Une actrice X privée de reconversion.

EMPLOI • Star du porno en France, elle tentait de devenir secrétaire ou hôtesse d'accueil à Genève. Mais son agence d'intérim découvre son secret et s'en débarrasse.

  • Annabelle veut travailler à Genève pour tourner la page sur son passé de star du porno.

    Annabelle veut travailler à Genève pour tourner la page sur son passé de star du porno.

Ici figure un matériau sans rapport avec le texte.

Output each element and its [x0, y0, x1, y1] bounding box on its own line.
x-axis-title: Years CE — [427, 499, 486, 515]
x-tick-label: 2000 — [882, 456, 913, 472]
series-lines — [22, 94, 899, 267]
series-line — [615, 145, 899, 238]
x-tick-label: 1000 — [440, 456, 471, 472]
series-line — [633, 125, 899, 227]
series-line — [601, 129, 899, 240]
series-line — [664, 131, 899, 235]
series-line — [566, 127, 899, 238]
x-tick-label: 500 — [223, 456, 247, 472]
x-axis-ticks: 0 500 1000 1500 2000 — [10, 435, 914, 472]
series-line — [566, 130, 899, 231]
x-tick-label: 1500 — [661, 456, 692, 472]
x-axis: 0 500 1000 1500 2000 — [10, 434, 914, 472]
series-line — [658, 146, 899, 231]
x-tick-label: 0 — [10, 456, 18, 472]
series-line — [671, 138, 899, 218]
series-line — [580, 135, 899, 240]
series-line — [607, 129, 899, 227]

«Je n'ai jamais été vulgaire au travail. Pourtant, on m'a mis dehors en raison de mon passé d'actrice X!», s'indigne Annabelle*, une star française du porno qui tente tant bien que mal de se reconvertir comme secrétaire ou hôtesse d'accueil. Arrivée il y a un mois à Genève pour chercher du travail, elle vient d'être lâchée par une importante agence d'intérim de la place. La raison? «Lors d'un mandat comme hôtesse d'accueil dans un hôtel de luxe, quelqu'un m'a reconnue. Manifestement, il avait regardé mes films.»

Problème éthique

Devant l'incompréhension d'Annabelle, l'agence précise: «Il nous est difficile de risquer une nouvelle fois que vous soyez reconnue, lui indique une porte-parole dans un échange e-mail. Le client pourrait nous reprocher de ne pas lui avoir signalé cet élément de votre parcours.» Et de préciser: «Les mœurs sont ce qu'elles sont et nous ne pouvons pas changer les esprits.» Des explications qui révoltent Annabelle: «J'ai été secrétaire pendant près de 20 ans avant de devenir actrice X, raconte-t-elle. J'ai même effectué un passage réussi comme éducatrice dans le monde de la petite enfance. Dans l'agence, tout le monde était content de mon travail.»

Rejet abusif?

Le rejet d'Annabelle est-il pour autant abusif? «Dans l'hypothèse qu'un contrat à durée indéterminée liait Annabelle à l'agence, probablement oui, analyse Giuseppe Donatiello, un avocat actif dans le droit du travail. Etre renvoyée pour avoir été une actrice X correspond à perdre son emploi à cause de son passé professionnel, c'est-à-dire pour une raison inhérente à sa personnalité. Dans le cas d'Annabelle, sa volonté de tourner la page mérite d'être protégée, d'autant plus que son activité antérieure n'était même pas contraire au droit.»

Avenir incertain

Par crainte pour son avenir professionnel, Annabelle a décidé de ne pas porter plainte contre l'agence. En attendant de nouvelles opportunités, elle fait profil bas: «Je pense que je vais être obligée de changer radicalement d'apparence pour avoir l'espoir de décrocher une place fixe un jour», se désespère-t-elle. L'agence, de son côté, se montre déterminée: «Nous n'avons aucun contrat à durée indéterminée avec Annabelle. Nous proposons des candidatures sur la base d'expérience professionnelle, en toute transparence avec nos clients. Ces derniers payent pour un service et donnent plus facilement une chance à un dossier sans activité parallèle.» Et Annabelle de rétorquer: «C'est hallucinant qu'on ne m'accorde pas le droit à une réinsertion professionnelle. Surtout dans un pays où la prostitution est légale!»